Much is said of body parts like hearts, minds, eyes and reproductive apparatuses in song lyrics. Dallas punk band Thyroids is flipping the script by paying homage to that gland in your throat that regulates growth and metabolism. We salute them for it.

Tonya and the Hardings

This Denton band named themselves after the notorious former figure skater and convicted conspirator because they are apparently “a pretty little band that will smash your kneecaps.” A bloody ice skate is even incorporated into the band’s logo.
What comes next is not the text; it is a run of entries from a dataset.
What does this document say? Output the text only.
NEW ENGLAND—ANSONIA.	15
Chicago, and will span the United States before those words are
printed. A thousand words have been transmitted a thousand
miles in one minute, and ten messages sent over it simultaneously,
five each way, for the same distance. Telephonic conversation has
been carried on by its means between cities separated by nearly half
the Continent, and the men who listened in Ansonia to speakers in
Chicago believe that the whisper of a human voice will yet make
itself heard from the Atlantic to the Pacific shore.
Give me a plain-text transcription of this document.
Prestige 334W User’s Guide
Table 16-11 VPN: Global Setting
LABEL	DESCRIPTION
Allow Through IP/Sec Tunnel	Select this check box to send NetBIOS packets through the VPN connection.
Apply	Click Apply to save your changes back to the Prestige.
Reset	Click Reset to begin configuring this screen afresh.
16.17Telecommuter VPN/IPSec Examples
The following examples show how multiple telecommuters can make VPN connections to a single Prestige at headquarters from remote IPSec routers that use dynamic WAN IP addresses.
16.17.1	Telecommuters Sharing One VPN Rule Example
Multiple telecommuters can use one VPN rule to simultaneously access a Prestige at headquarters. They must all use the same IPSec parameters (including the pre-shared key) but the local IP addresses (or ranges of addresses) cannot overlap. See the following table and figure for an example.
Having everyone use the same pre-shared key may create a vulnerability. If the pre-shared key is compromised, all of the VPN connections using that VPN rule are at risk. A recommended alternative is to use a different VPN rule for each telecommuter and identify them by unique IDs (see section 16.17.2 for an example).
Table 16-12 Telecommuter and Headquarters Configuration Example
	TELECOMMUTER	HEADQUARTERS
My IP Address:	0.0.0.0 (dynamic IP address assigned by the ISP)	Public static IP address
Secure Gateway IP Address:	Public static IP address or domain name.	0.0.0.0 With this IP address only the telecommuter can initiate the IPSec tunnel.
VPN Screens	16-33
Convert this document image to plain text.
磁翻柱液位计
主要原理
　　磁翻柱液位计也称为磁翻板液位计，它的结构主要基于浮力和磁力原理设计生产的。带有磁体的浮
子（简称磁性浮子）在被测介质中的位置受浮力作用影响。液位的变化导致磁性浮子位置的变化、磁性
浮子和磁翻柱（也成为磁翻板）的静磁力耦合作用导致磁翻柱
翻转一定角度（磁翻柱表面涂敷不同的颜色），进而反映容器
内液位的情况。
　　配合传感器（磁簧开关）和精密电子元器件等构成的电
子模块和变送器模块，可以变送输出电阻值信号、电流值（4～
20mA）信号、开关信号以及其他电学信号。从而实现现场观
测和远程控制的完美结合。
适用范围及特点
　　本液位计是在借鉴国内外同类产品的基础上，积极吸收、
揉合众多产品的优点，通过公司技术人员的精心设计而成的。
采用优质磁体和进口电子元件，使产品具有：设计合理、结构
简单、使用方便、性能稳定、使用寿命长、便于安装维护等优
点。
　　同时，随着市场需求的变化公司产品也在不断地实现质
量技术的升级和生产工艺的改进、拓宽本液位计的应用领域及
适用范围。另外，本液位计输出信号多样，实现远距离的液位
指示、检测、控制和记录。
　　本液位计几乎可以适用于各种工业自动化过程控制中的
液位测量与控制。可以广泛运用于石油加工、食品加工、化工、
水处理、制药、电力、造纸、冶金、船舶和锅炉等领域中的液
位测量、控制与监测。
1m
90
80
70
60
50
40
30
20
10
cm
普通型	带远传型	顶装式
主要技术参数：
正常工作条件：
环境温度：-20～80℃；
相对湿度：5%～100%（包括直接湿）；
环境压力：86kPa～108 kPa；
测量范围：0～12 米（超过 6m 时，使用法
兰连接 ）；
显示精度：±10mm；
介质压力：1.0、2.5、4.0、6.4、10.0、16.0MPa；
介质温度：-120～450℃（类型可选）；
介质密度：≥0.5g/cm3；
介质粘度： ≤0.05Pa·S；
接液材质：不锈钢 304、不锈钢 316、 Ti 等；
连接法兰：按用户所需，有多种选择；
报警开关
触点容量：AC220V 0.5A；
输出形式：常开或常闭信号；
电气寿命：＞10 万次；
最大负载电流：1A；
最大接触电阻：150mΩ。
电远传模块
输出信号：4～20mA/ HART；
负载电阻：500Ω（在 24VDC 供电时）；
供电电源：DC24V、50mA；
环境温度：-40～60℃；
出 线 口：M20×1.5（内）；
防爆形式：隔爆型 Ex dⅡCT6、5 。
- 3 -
That wasn’t actually the weapon used to attack Nancy Kerrigan, but we like it anyway.

Tripping Daisy

The psychedelic pop band led by Tim DeLaughter (who also founded the The Polyphonic Spree) has a name that perfectly captures the vibe of both their music and and videos, such as “I Got a Girl.” Spacy. Mind-bending. A little disorienting. There’s probably a more fitting word, but we can’t remember it right now.

Venadryl

The Quenlan-based death metal band’s name sounds like benadryl, a medicine that treats pain and itching but sometimes causes nausea and drowsiness. The last thing Vendryl will do, however, is make you sick or put you to sleep. Perhaps that’s why they changed a letter to differentiate themselves.

Velvet Love Box

This Dallas band claims to have taken their name from “a TV covered in fur.” We tried to find the TV they were talking about, but no dice. No matter, though. They’ve been around since 1997, so it makes sense for the title to solely belong to them at this point.

MC 900 Ft. Jesus

Son of God? More like the son of Godzilla. The Dallas-based musician and rapper, whose real name is Mark Griffin, derives his moniker from an Oral Roberts sermon where the televangelist claimed that Jesus Christ, who is apparently 900 feet tall, came to him in a vision and told him to build a hospital on the campus of Oral Roberts University. We imagine that many who have been wasted on vacation in Brazil have had a similar interaction with that Christ the Redeemer statue.